Ausgelebt
Ausgelebt. Mit dieser Prognose lag der Präsident des renommierten Instituts für Wirtschaftsforschung, Hans-Werner Sinn, ausnahmsweise daneben: Der Professor aus München hatte behauptet, dass bei älteren Arbeitnehmern die physische Leistungsfähigkeit abnehme.
Ausgelebt
Das will so gar nicht zu dem jüngsten Weltrekord passen, den Kozo Haraguchi unlängst aufstellte. Der Japaner lief die 100 Meter in berauschenden 22,04 Sekunden und erreichte damit in der Altersklasse der 95- bis 99-Jährigen eine neue Rekordmarke, an die heranzukommen nicht nur dem Professor, sondern selbst unserem 20-jährigen Fußball-Nationalverteidiger Robert Huth schwer fallen dürfte. Ob Herr Haraguchi im Berufsleben steht, wissen wir nicht. Jedenfalls straft er alle Lügen, die behaupten, dass mit rüstigen Herrschaften nichts mehr anzufangen sei. In einem Punkt muss man Sinn daher uneingeschränkt zustimmen: Frührentnern ein Arbeitsrecht zu gewähren und den Bezug von Rente und Lohn arbeitsmarktpolitisch sinnvoll auszugestalten.

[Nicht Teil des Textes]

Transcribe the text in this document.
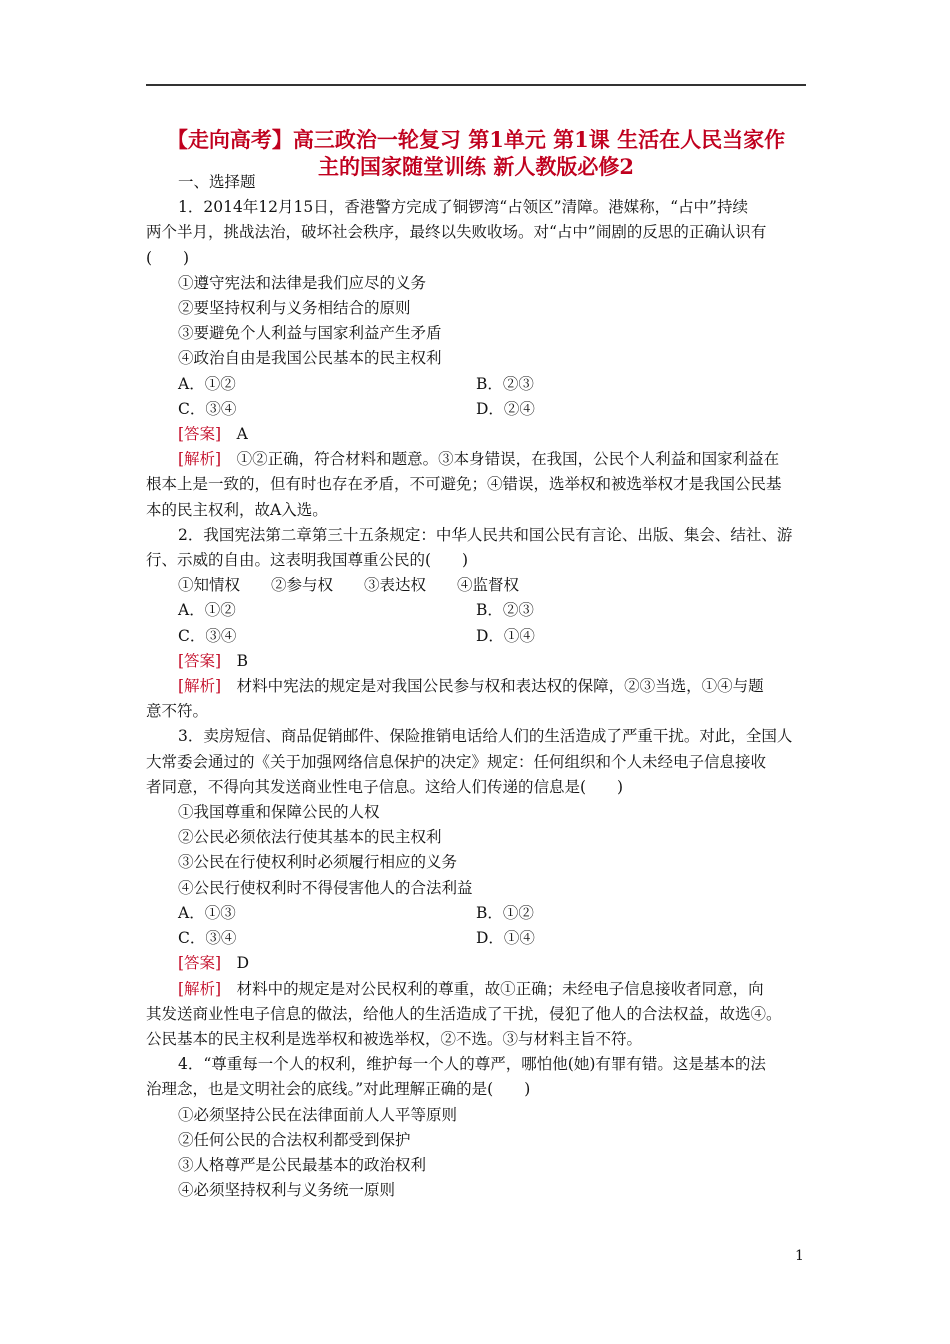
【走向高考】高三政治一轮复习 第1单元 第1课 生活在人民当家作
主的国家随堂训练 新人教版必修2
一、选择题
1．2014年12月15日，香港警方完成了铜锣湾“占领区”清障。港媒称，“占中”持续
两个半月，挑战法治，破坏社会秩序，最终以失败收场。对“占中”闹剧的反思的正确认识有
(　　)
①遵守宪法和法律是我们应尽的义务
②要坚持权利与义务相结合的原则
③要避免个人利益与国家利益产生矛盾
④政治自由是我国公民基本的民主权利
A．①②	B．②③
C．③④	D．②④
[答案]　A
[解析]　①②正确，符合材料和题意。③本身错误，在我国，公民个人利益和国家利益在
根本上是一致的，但有时也存在矛盾，不可避免；④错误，选举权和被选举权才是我国公民基
本的民主权利，故A入选。
2．我国宪法第二章第三十五条规定：中华人民共和国公民有言论、出版、集会、结社、游
行、示威的自由。这表明我国尊重公民的(　　)
①知情权　　②参与权　　③表达权　　④监督权
A．①②	B．②③
C．③④	D．①④
[答案]　B
[解析]　材料中宪法的规定是对我国公民参与权和表达权的保障，②③当选，①④与题
意不符。
3．卖房短信、商品促销邮件、保险推销电话给人们的生活造成了严重干扰。对此，全国人
大常委会通过的《关于加强网络信息保护的决定》规定：任何组织和个人未经电子信息接收
者同意，不得向其发送商业性电子信息。这给人们传递的信息是(　　)
①我国尊重和保障公民的人权
②公民必须依法行使其基本的民主权利
③公民在行使权利时必须履行相应的义务
④公民行使权利时不得侵害他人的合法利益
A．①③	B．①②
C．③④	D．①④
[答案]　D
[解析]　材料中的规定是对公民权利的尊重，故①正确；未经电子信息接收者同意，向
其发送商业性电子信息的做法，给他人的生活造成了干扰，侵犯了他人的合法权益，故选④。
公民基本的民主权利是选举权和被选举权，②不选。③与材料主旨不符。
4．“尊重每一个人的权利，维护每一个人的尊严，哪怕他(她)有罪有错。这是基本的法
治理念，也是文明社会的底线。”对此理解正确的是(　　)
①必须坚持公民在法律面前人人平等原则
②任何公民的合法权利都受到保护
③人格尊严是公民最基本的政治权利
④必须坚持权利与义务统一原则
1
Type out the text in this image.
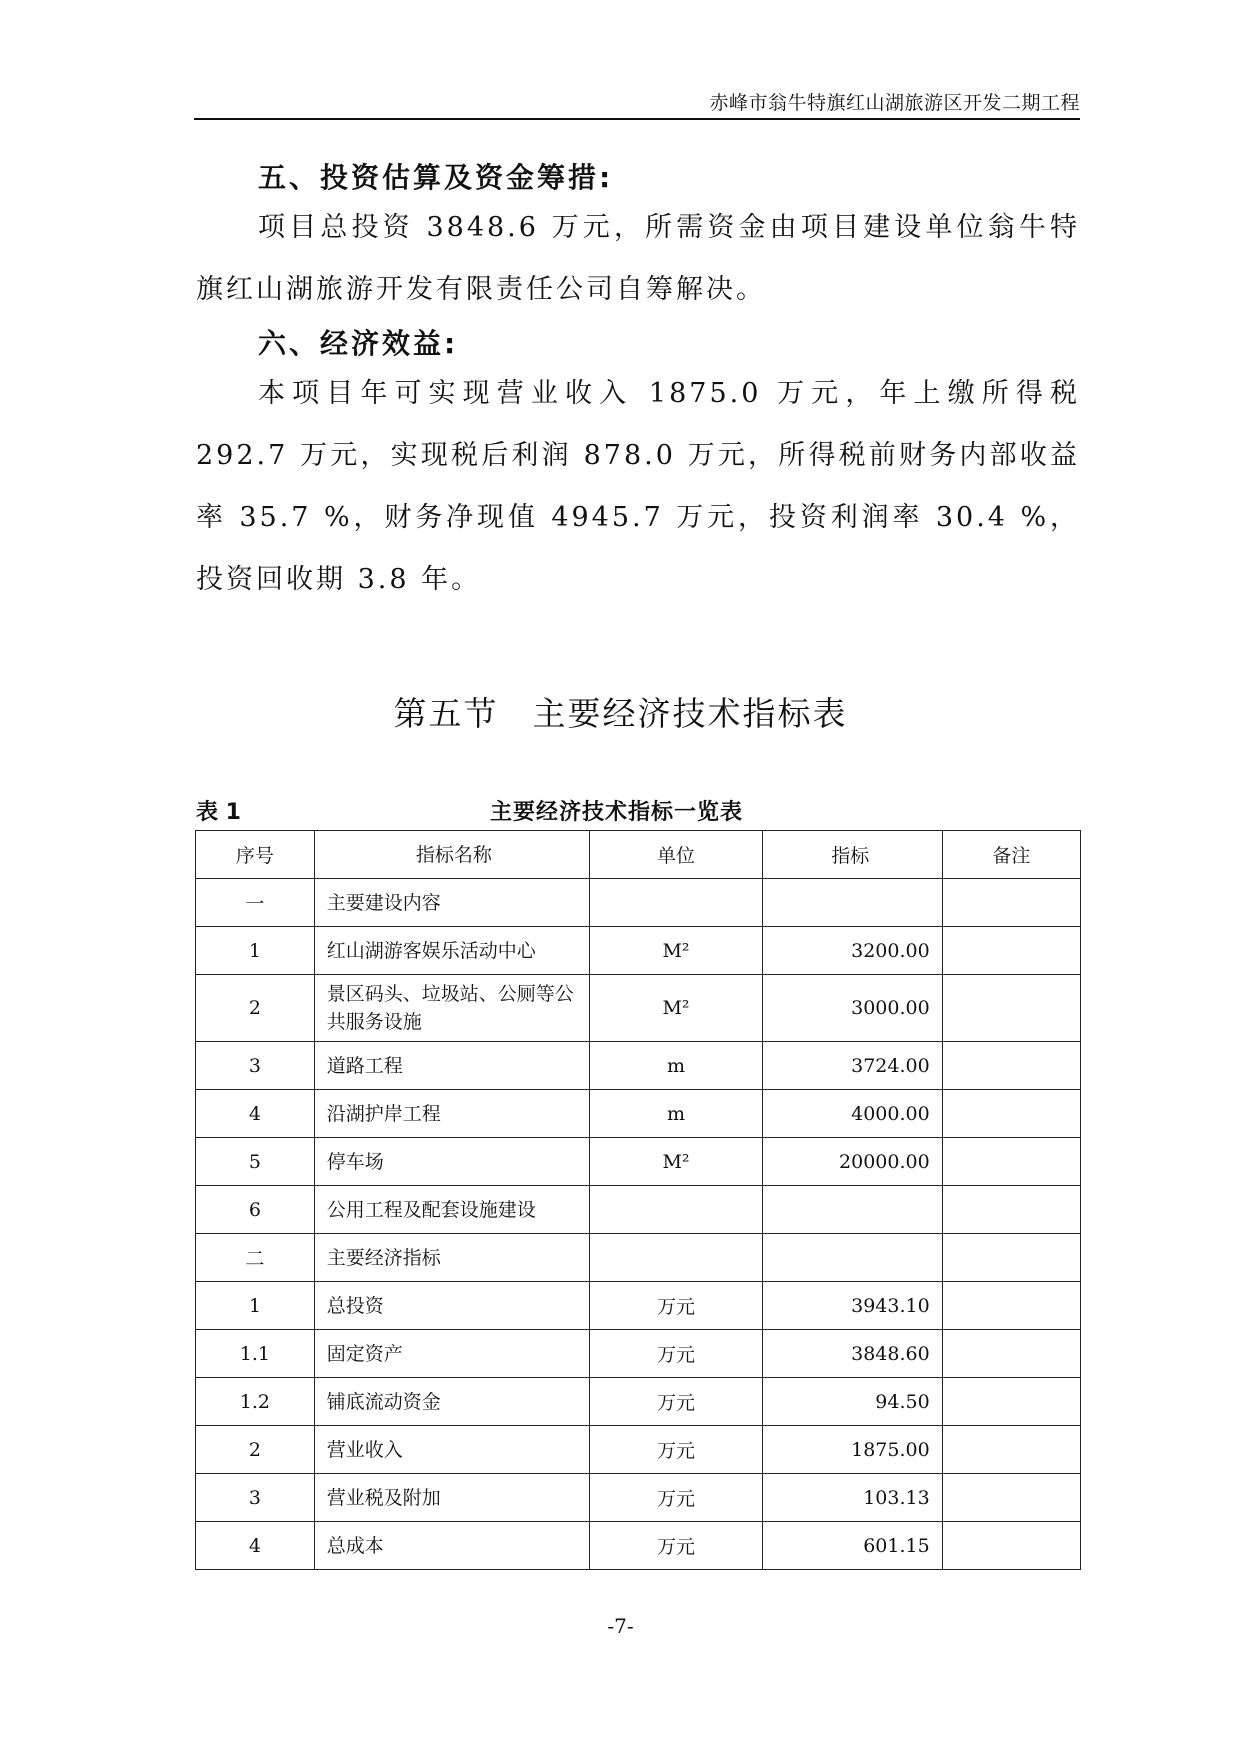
赤峰市翁牛特旗红山湖旅游区开发二期工程
五、投资估算及资金筹措:
项目总投资 3848.6 万元，所需资金由项目建设单位翁牛特旗红山湖旅游开发有限责任公司自筹解决。
六、经济效益:
本项目年可实现营业收入 1875.0 万元，年上缴所得税 292.7 万元，实现税后利润 878.0 万元，所得税前财务内部收益率 35.7 %，财务净现值 4945.7 万元，投资利润率 30.4 %，投资回收期 3.8 年。
第五节 主要经济技术指标表
表 1	主要经济技术指标一览表
序号	指标名称	单位	指标	备注
一	主要建设内容			
1	红山湖游客娱乐活动中心	M²	3200.00	
2	景区码头、垃圾站、公厕等公共服务设施	M²	3000.00	
3	道路工程	m	3724.00	
4	沿湖护岸工程	m	4000.00	
5	停车场	M²	20000.00	
6	公用工程及配套设施建设			
二	主要经济指标			
1	总投资	万元	3943.10	
1.1	固定资产	万元	3848.60	
1.2	铺底流动资金	万元	94.50	
2	营业收入	万元	1875.00	
3	营业税及附加	万元	103.13	
4	总成本	万元	601.15	
-7-
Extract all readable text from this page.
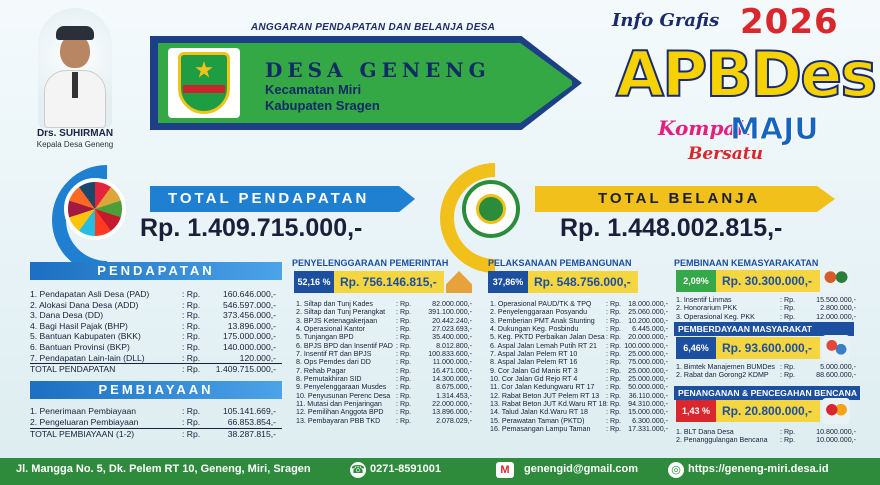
Drs. SUHIRMAN
Kepala Desa Geneng
ANGGARAN PENDAPATAN DAN BELANJA DESA
DESA GENENG
Kecamatan Miri
Kabupaten Sragen
Info Grafis 2026
APBDes
Kompak
MAJU
Bersatu
TOTAL PENDAPATAN
Rp. 1.409.715.000,-
TOTAL BELANJA
Rp. 1.448.002.815,-
PENDAPATAN
1. Pendapatan Asli Desa (PAD)	: Rp.	160.646.000,-
2. Alokasi Dana Desa (ADD)	: Rp.	546.597.000,-
3. Dana Desa (DD)	: Rp.	373.456.000,-
4. Bagi Hasil Pajak (BHP)	: Rp.	13.896.000,-
5. Bantuan Kabupaten (BKK)	: Rp.	175.000.000,-
6. Bantuan Provinsi (BKP)	: Rp.	140.000.000,-
7. Pendapatan Lain-lain (DLL)	: Rp.	120.000,-
TOTAL PENDAPATAN	: Rp.	1.409.715.000,-
PEMBIAYAAN
1. Penerimaan Pembiayaan	: Rp.	105.141.669,-
2. Pengeluaran Pembiayaan	: Rp.	66.853.854,-
TOTAL PEMBIAYAAN (1-2)	: Rp.	38.287.815,-
PENYELENGGARAAN PEMERINTAH
52,16 % Rp. 756.146.815,-
1. Siltap dan Tunj Kades	: Rp.	82.000.000,-
2. Siltap dan Tunj Perangkat	: Rp.	391.100.000,-
3. BPJS Ketenagakerjaan	: Rp.	20.442.240,-
4. Operasional Kantor	: Rp.	27.023.693,-
5. Tunjangan BPD	: Rp.	35.400.000,-
6. BPJS BPD dan Insentif PAD : Rp.	8.012.800,-
7. Insentif RT dan BPJS	: Rp.	100.833.600,-
8. Ops Pemdes dari DD	: Rp.	11.000.000,-
7. Rehab Pagar	: Rp.	16.471.000,-
8. Pemutakhiran SID	: Rp.	14.300.000,-
9. Penyelenggaraan Musdes	: Rp.	8.675.000,-
10. Penyusunan Perenc Desa : Rp.	1.314.453,-
11. Mutasi dan Penjaringan	: Rp.	22.000.000,-
12. Pemilihan Anggota BPD	: Rp.	13.896.000,-
13. Pembayaran PBB TKD	: Rp.	2.078.029,-
PELAKSANAAN PEMBANGUNAN
37,86% Rp. 548.756.000,-
1. Operasional PAUD/TK & TPQ	: Rp.	18.000.000,-
2. Penyelenggaraan Posyandu	: Rp.	25.060.000,-
3. Pemberian PMT Anak Stunting	: Rp.	10.200.000,-
4. Dukungan Keg. Posbindu	: Rp.	6.445.000,-
5. Keg. PKTD Perbaikan Jalan Desa : Rp.	20.000.000,-
6. Aspal Jalan Lemah Putih RT 21	: Rp. 100.000.000,-
7. Aspal Jalan Pelem RT 10	: Rp.	25.000.000,-
8. Aspal Jalan Pelem RT 16	: Rp.	75.000.000,-
9. Cor Jalan Gd Manis RT 3	: Rp.	25.000.000,-
10. Cor Jalan Gd Rejo RT 4	: Rp.	25.000.000,-
11. Cor Jalan Kedungwaru RT 17	: Rp.	50.000.000,-
12. Rabat Beton JUT Pelem RT 13 : Rp.	36.110.000,-
13. Rabat Beton JUT Kd.Waru RT 18 : Rp.	94.310.000,-
14. Talud Jalan Kd.Waru RT 18	: Rp.	15.000.000,-
15. Perawatan Taman (PKTD)	: Rp.	6.300.000,-
16. Pemasangan Lampu Taman	: Rp.	17.331.000,-
PEMBINAAN KEMASYARAKATAN
2,09%	Rp. 30.300.000,-
1. Insentif Linmas	: Rp.	15.500.000,-
2. Honorarium PKK	: Rp.	2.800.000,-
3. Operasional Keg. PKK	: Rp.	12.000.000,-
PEMBERDAYAAN MASYARAKAT
6,46%	Rp. 93.600.000,-
1. Bimtek Manajemen BUMDes : Rp.	5.000.000,-
2. Rabat dan Gorong2 KDMP	: Rp.	88.600.000,-
PENANGANAN & PENCEGAHAN BENCANA
1,43 % Rp. 20.800.000,-
1. BLT Dana Desa	: Rp.	10.800.000,-
2. Penanggulangan Bencana	: Rp.	10.000.000,-
Jl. Mangga No. 5, Dk. Pelem RT 10, Geneng, Miri, Sragen	☎ 0271-8591001	M	genengid@gmail.com	◎ https://geneng-miri.desa.id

Doch einführen muss man solche Modelle für den Beschäftigungssektor gar nicht. Sie bestehen nämlich schon vielfach und werden auf sehr erfolgreiche Weise angeboten ? quasi vor der Haustür von Professor Sinn. Die Arbeitsagentur in München schickte beispielsweise einen Rollstuhlfahrer zum Bewerbungsgespräch als Dachdecker. Wer sich darüber erbost, kennt eben die modern ausgestatteten Baustellen-Plateaus nicht, die neuerdings ein Höchstmaß an Arbeitsplatzmobilität bieten. Schon bald werden Kräne auf Münchner Baustellen nicht nur Betonteile in die Höhe befördern, sondern auch Hüftlahme in speziell von den Ortskrankenkassen gesponserten Seilwinden.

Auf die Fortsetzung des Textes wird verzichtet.